Het was eene vreeselijke wond; de hersenpan was door een kneuzend werktuig verbrijzeld; de hersens lagen bloot, en hadden erg geleden. Geronnen bloed was in de hersens geloopen, en gaf daaraan de kleur van wijnmoer; de hersens waren dus niet alleen gekneusd, maar ook erg beleedigd; de zieke haalde langzaam adem; de spieren van zijn gelaat trokken zich nu en dan krampachtig te zamen. Hij had hersenontsteking in den hevigsten graad, hetwelk verlamming en gevoelloosheid te weeg bracht.
Ik voelde hem den pols; deze was tusschenpoozend, het uiteinde zijner ledematen werd reeds koud, en ik zag dat de dood naderde, zonder dat het mogelijk was er iets tegen te doen. Toen ik den ongelukkigen verbonden en goed gelegd had, keerde ik mij naar den kapitein.
"Hoe is deze wond toegebracht?" vroeg ik hem.
"Wat doet dat er toe?" was zijn ontwijkend antwoord. "Een schok van de Nautilus heeft een der hefboomen van de machine doen breken, en deze man werd er door getroffen. De stuurman stond naast hem, hij wilde hem met zijn lichaam beschermen.... Een broeder, die zich voor zijn broeder, een vriend, die zich voor zijn vriend opoffert; wat is eenvoudiger; het is eene algemeene wet op de Nautilus. Maar wat zegt gij van zijn toestand?"

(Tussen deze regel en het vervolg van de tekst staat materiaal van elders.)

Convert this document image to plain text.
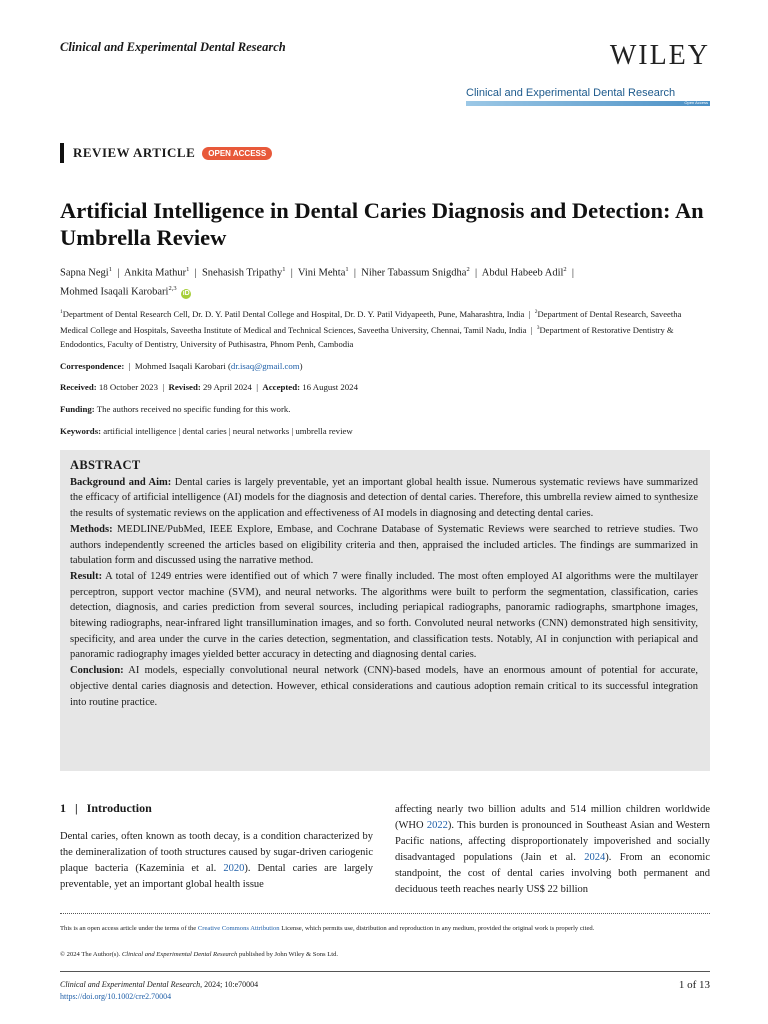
Clinical and Experimental Dental Research	WILEY
Clinical and Experimental Dental Research
Open Access
REVIEW ARTICLE	OPEN ACCESS
Artificial Intelligence in Dental Caries Diagnosis and Detection: An Umbrella Review
Sapna Negi$^1$  |  Ankita Mathur$^1$  |  Snehasish Tripathy$^1$  |  Vini Mehta$^1$  |  Niher Tabassum Snigdha$^2$  |  Abdul Habeeb Adil$^2$  |
Mohmed Isaqali Karobari$^{2,3}$ iD
$^1$Department of Dental Research Cell, Dr. D. Y. Patil Dental College and Hospital, Dr. D. Y. Patil Vidyapeeth, Pune, Maharashtra, India  |  $^2$Department of Dental Research, Saveetha Medical College and Hospitals, Saveetha Institute of Medical and Technical Sciences, Saveetha University, Chennai, Tamil Nadu, India  |  $^3$Department of Restorative Dentistry & Endodontics, Faculty of Dentistry, University of Puthisastra, Phnom Penh, Cambodia
Correspondence:  |  Mohmed Isaqali Karobari (dr.isaq@gmail.com)
Received: 18 October 2023  |  Revised: 29 April 2024  |  Accepted: 16 August 2024
Funding: The authors received no specific funding for this work.
Keywords: artificial intelligence | dental caries | neural networks | umbrella review
ABSTRACT

Background and Aim: Dental caries is largely preventable, yet an important global health issue. Numerous systematic reviews have summarized the efficacy of artificial intelligence (AI) models for the diagnosis and detection of dental caries. Therefore, this umbrella review aimed to synthesize the results of systematic reviews on the application and effectiveness of AI models in diagnosing and detecting dental caries.

Methods: MEDLINE/PubMed, IEEE Explore, Embase, and Cochrane Database of Systematic Reviews were searched to retrieve studies. Two authors independently screened the articles based on eligibility criteria and then, appraised the included articles. The findings are summarized in tabulation form and discussed using the narrative method.

Result: A total of 1249 entries were identified out of which 7 were finally included. The most often employed AI algorithms were the multilayer perceptron, support vector machine (SVM), and neural networks. The algorithms were built to perform the segmentation, classification, caries detection, diagnosis, and caries prediction from several sources, including periapical radiographs, panoramic radiographs, smartphone images, bitewing radiographs, near-infrared light transillumination images, and so forth. Convoluted neural networks (CNN) demonstrated high sensitivity, specificity, and area under the curve in the caries detection, segmentation, and classification tests. Notably, AI in conjunction with periapical and panoramic radiography images yielded better accuracy in detecting and diagnosing dental caries.

Conclusion: AI models, especially convolutional neural network (CNN)-based models, have an enormous amount of potential for accurate, objective dental caries diagnosis and detection. However, ethical considerations and cautious adoption remain critical to its successful integration into routine practice.

1   |   Introduction
Dental caries, often known as tooth decay, is a condition characterized by the demineralization of tooth structures caused by sugar-driven cariogenic plaque bacteria (Kazeminia et al. 2020). Dental caries are largely preventable, yet an important global health issue
affecting nearly two billion adults and 514 million children worldwide (WHO 2022). This burden is pronounced in Southeast Asian and Western Pacific nations, affecting disproportionately impoverished and socially disadvantaged populations (Jain et al. 2024). From an economic standpoint, the cost of dental caries involving both permanent and deciduous teeth reaches nearly US$ 22 billion
This is an open access article under the terms of the Creative Commons Attribution License, which permits use, distribution and reproduction in any medium, provided the original work is properly cited.
© 2024 The Author(s). Clinical and Experimental Dental Research published by John Wiley & Sons Ltd.
Clinical and Experimental Dental Research, 2024; 10:e70004
https://doi.org/10.1002/cre2.70004
1 of 13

Ik aarzelde om te spreken.
"Gij kunt gerust spreken," zeide de kapitein, "die man verstaat geen Fransch."
Ik keek den gewonde nog eens aan, en antwoordde:
"Die man zal binnen twee uur dood zijn."
"Kan niets hem meer redden?"
"Niets."
De hand van den kapitein wrong zich krampachtig samen, en eenige tranen sprongen hem uit de oogen, welke ik niet dacht dat ooit tranen konden storten. Ik beschouwde nogmaals den stervende, wiens leven langzaam wegvlood; zijne bleekheid werd nog vermeerderd door het electrieke licht, hetwelk dit doodbed bescheen. Ik vestigde het oog op het schrandere gelaat, waarin tal van rimpels, door het ongeluk, misschien door de ellende gegrift waren. Ik trachtte door te dringen in het geheim van dit leven door middel, van enkele woorden, welke over zijn lippen kwamen!
"Gij kunt vertrekken, mijnheer Aronnax," zeide kapitein Nemo.